TheFloW Releases New PS4 Kernel Exploit

I know you must be anxious to read this. We’ll cover everything that has been announced so far and what it means for the future of the PS4. If you’ve been saving a PS4 higher than 5.05 for a newer kernel exploit, you may just be getting what you’ve been dreaming of. Let’s just dive right in.

The announcement came by way of a tweet from TheFloW directly:

The Breakdown: via hackerone.com 

“Due to missing locks in option IPV6_2292PKTOPTIONS of setsockopt , it is possible to race and free the struct ip6_pktopts buffer, while it is being handled by ip6_setpktopt. This structure contains pointers (ip6po_pktinfo) that can be hijacked to obtain arbitrary kernel R/W primitives. As a consequence, it is easy to have kernel code execution. This vulnerability is reachable from WebKit sandbox and is available in the latest FW, which is 7.02.”

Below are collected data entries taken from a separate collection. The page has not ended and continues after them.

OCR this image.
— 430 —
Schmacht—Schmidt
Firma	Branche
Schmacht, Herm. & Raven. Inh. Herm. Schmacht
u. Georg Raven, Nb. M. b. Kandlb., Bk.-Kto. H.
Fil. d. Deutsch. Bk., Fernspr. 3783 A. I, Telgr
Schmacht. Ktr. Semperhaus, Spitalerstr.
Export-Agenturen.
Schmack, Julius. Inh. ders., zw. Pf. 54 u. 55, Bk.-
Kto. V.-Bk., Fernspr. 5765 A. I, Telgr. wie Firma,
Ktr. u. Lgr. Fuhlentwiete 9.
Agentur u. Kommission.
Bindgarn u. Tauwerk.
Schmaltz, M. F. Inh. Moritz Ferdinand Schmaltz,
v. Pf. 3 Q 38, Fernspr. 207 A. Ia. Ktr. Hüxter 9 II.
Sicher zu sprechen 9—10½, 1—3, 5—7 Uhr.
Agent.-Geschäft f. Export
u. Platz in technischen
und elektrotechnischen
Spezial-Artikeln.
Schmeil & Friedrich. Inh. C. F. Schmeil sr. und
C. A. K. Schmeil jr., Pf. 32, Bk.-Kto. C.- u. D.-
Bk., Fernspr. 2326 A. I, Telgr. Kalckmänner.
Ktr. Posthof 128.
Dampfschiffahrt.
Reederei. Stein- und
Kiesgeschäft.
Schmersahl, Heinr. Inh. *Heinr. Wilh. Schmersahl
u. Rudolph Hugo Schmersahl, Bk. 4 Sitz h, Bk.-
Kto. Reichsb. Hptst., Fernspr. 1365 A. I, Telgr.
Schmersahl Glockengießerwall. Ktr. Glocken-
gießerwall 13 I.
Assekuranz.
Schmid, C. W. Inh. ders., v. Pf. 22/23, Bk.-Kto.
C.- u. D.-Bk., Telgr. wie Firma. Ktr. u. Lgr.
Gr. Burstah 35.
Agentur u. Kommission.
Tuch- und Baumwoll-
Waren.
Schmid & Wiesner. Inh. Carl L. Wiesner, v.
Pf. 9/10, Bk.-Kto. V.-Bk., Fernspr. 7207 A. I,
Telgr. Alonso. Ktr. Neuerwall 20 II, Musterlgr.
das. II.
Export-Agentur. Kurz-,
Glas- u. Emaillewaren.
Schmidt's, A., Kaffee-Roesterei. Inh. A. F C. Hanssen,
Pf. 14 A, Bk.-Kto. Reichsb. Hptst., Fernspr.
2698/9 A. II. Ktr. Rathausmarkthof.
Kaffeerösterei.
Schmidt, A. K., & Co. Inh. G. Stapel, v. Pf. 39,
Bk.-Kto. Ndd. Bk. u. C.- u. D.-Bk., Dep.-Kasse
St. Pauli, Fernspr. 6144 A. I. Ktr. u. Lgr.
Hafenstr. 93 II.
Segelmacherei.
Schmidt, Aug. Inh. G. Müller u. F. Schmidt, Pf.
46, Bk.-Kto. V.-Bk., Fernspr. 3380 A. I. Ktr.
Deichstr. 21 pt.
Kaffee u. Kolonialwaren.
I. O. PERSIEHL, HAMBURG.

Attachment: Attached is a Proof-Of-Concept that achieves a Local Privilege Escalation on FreeBSD 9 and FreeBSD 12.

Impact:  In conjunction with a WebKit exploit, a fully chained remote attack can be achieved. It is possible to steal/manipulate user data, plus dump and run pirated games.’

The Future:

Right now, the only WebKit in existence is one that is for PS4 firmware 6.72. As of now, it’s been added to 6.72 Mira for all PS4’s on that firmware.

If you’re not sure, you should be able to update to 6.72 and use Mira with no problems. We’ll post instructions for those new to Mira very soon. If you’re between 6.72 and 7.02, wait patiently. We’re waiting on a WebKit exploit and then you’ll have access to what the rest of us have. Do not update out of frustration and be aware that there is no way to downgrade.